Monday, 29 September 2014

The essence of the fire-sacrifice is not lighting a fire without but lighting the fire with in by Chaitanya Charan Das

Fire-sacrifices seem quaint or queer to many: “What’s the point of lighting a fire and putting ghee, grain and fruits in it?”
The point is to light the fire of selflessness within. In principle, fire-sacrifice centers on giving up for a higher purpose the things enjoyable for oneself. That selfless spirit when directed towards the divine burns away the impurities in the sacrificers’ hearts.
In principle, fire-sacrifice centers on giving up for a higher purpose the things enjoyable for oneself.
Such a principle-centered understanding of sacrifice explains why the Gita (04.25-29) deems as forms of sacrifice various activities that have no fire literally in them. These activities range from worship of the gods to impersonal meditation, from regulated householder life to renounced life, and from scriptural study to social charity.
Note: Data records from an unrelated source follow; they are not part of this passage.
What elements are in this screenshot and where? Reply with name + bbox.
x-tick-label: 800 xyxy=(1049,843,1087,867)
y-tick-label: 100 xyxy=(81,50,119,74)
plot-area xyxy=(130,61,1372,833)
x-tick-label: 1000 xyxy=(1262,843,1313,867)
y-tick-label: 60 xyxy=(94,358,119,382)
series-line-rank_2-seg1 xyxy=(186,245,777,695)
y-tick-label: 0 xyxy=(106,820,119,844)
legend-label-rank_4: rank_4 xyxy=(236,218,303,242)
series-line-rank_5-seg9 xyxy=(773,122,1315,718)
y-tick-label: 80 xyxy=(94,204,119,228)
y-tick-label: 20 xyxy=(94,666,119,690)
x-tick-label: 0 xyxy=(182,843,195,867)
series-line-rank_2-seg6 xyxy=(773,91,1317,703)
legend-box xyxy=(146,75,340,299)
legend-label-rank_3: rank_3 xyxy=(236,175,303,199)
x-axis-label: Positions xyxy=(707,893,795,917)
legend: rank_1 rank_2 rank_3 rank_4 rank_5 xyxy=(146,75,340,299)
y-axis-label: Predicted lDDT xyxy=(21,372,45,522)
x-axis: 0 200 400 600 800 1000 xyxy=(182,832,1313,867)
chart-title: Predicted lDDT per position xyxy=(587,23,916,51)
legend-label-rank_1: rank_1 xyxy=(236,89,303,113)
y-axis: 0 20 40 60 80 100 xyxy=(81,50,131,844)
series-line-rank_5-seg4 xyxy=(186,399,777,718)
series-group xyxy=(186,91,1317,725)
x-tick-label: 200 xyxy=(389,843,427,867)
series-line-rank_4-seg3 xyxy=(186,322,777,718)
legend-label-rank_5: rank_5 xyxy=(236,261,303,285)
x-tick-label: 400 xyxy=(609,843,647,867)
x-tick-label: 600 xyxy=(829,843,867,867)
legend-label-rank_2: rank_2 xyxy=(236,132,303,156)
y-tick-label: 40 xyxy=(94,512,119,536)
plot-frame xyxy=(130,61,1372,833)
In fact, the Gita repeatedly gives a metaphorical reading of sacrifice by conceiving, say, the impersonal absolute as the sacrificial fire and the soul as the oblation (04.25) or the senses as the sacrificial fire and the sense objects as the oblations (04.26).  By thus infusing various spiritually dovetailable activities with the imagery of sacrifice, the Gita extends the sanctity of sacrifice beyond the fire to the world.
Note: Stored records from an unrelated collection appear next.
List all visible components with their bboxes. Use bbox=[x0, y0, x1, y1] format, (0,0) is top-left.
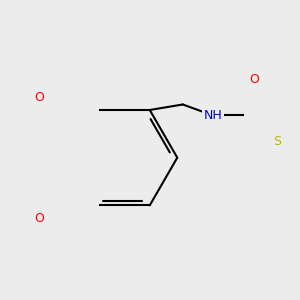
Text: O: O bbox=[35, 91, 45, 103]
Text: O: O bbox=[249, 73, 259, 86]
Text: NH: NH bbox=[204, 109, 222, 122]
Text: S: S bbox=[273, 135, 281, 148]
Text: O: O bbox=[35, 212, 45, 225]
Taking this sanctity into the inner world of consciousness, the Gita (10.25) exalts mantra meditation as the sacrifice that specially manifests Krishna. In mantra meditation, practitioners sacrifice their most intimate possession, their consciousness, to offer prayerful attention to their beloved Lord instead of letting it wander to any of the myriad enjoyable worldly objects. Krishna reciprocates with their devotion by manifesting his all-attractiveness as the holy name. The resulting experience of Krishna is so enriching that it causes the flame of longing for him to blaze into a conflagration that burns to ashes all selfish desires and rouses fully the sacrificer’s dormant devotion, ultimately elevating them to the world of endless love.